The Miranda Warning Is Not What You Think

TV and movies get Miranda wrong all the time. Chances are you have watched some show where as the cops are slapping the handcuffs on a suspect, they start the familiar,  “You have the right to remain silent. Anything you say may be used against you in the court of law…” Yet this scene hardly ever plays out like that in the real world – and that is perfectly legal.

Unless you are a lawyer, there is a good chance what you believe to be true about the so-called “Miranda Warning” is wrong. The most common question I hear from clients goes something like this: “The officer never read me my Miranda Rights, does that mean the case can be thrown out?” The short answer is: No.

First, let’s start by giving a little background on the Miranda warnings. I use the term “warnings,” not “rights,” because the rights are actually from the United States Constitution, not from the Miranda case. Miranda came from a 1966 United States Supreme Court case called Miranda v. Arizona. In that case, the Supreme Court said law enforcement must inform a suspect of their Constitutional rights prior to a custodial interrogation if they want to use the suspect’s statements against them in court. This ruling resulted in the standard warnings we hear cops repeat time and time again in our favorite crime dramas.
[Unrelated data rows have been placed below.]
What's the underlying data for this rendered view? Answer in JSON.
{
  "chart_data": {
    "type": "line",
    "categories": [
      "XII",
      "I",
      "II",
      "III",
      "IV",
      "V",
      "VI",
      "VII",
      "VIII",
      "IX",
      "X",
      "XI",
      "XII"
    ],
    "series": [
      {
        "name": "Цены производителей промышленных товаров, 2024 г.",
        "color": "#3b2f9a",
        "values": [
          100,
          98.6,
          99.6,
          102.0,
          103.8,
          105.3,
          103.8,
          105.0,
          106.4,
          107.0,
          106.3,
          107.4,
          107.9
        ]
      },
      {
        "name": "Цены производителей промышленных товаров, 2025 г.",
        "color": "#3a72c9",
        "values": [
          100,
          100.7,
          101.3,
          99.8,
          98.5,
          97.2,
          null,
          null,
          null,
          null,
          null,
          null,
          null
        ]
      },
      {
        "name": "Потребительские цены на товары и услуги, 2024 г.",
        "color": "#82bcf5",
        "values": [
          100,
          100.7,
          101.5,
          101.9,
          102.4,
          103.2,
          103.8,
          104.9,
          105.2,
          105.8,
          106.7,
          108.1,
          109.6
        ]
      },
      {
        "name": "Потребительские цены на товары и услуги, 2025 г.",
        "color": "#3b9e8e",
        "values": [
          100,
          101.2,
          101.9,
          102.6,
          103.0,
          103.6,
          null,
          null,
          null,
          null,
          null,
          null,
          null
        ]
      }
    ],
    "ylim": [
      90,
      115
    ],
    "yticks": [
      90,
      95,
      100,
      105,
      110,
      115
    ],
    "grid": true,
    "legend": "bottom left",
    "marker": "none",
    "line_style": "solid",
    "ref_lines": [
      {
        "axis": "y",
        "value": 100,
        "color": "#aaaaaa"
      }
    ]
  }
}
Where TV gets it wrong is when Miranda is required. Cops rarely read Miranda as they are slapping on the handcuffs. The reason for that is because Miranda is only required when two conditions are met:

  1.        The suspect is in custody, and
  2.        The cops are asking the suspect questions designed to get the suspect to give statements that could be used to incriminate the suspect.

If both of those conditions are not present, Miranda is not required. A suspect does not need to be under arrest to be in custody. Custody occurs when an individuals’ freedom of movement is restricted, such as when they are placed in the back of a squad car or in an interrogation room. Likewise, just because someone is in custody, does not mean the cops are asking questions designed to illicit answers that will incriminate that person.

Cops frequently do not read the Miranda warnings while arresting someone because they have no intention of asking the defendant any questions. Often times law enforcement will ask the incriminating questions early on in their contact with a suspect, before the suspect is in custody, so they do not need to read the Miranda warnings.

What happens if the cop does not read Miranda?

If a defendant was in custody, interrogated, and not read the Miranda warning prior to the interrogation, then the defendant’s statements cannot be used against him in court. However, that does not mean his case will automatically be thrown out. It simply means those statements made during the custodial interrogations cannot be used in court. If the prosecutor has enough evidence to proceed without the defendant’s statements, the case will continue. All of the other evidence gathered against the defendant will still be admissible.

If you ever find yourself in a situation where you are confronted by law enforcement, remember that the police do not have to read you Miranda. Also remember that you always have the right to remain silent, and you (almost) always have the right to call an attorney regardless of whether or not the officer has read the Miranda warnings.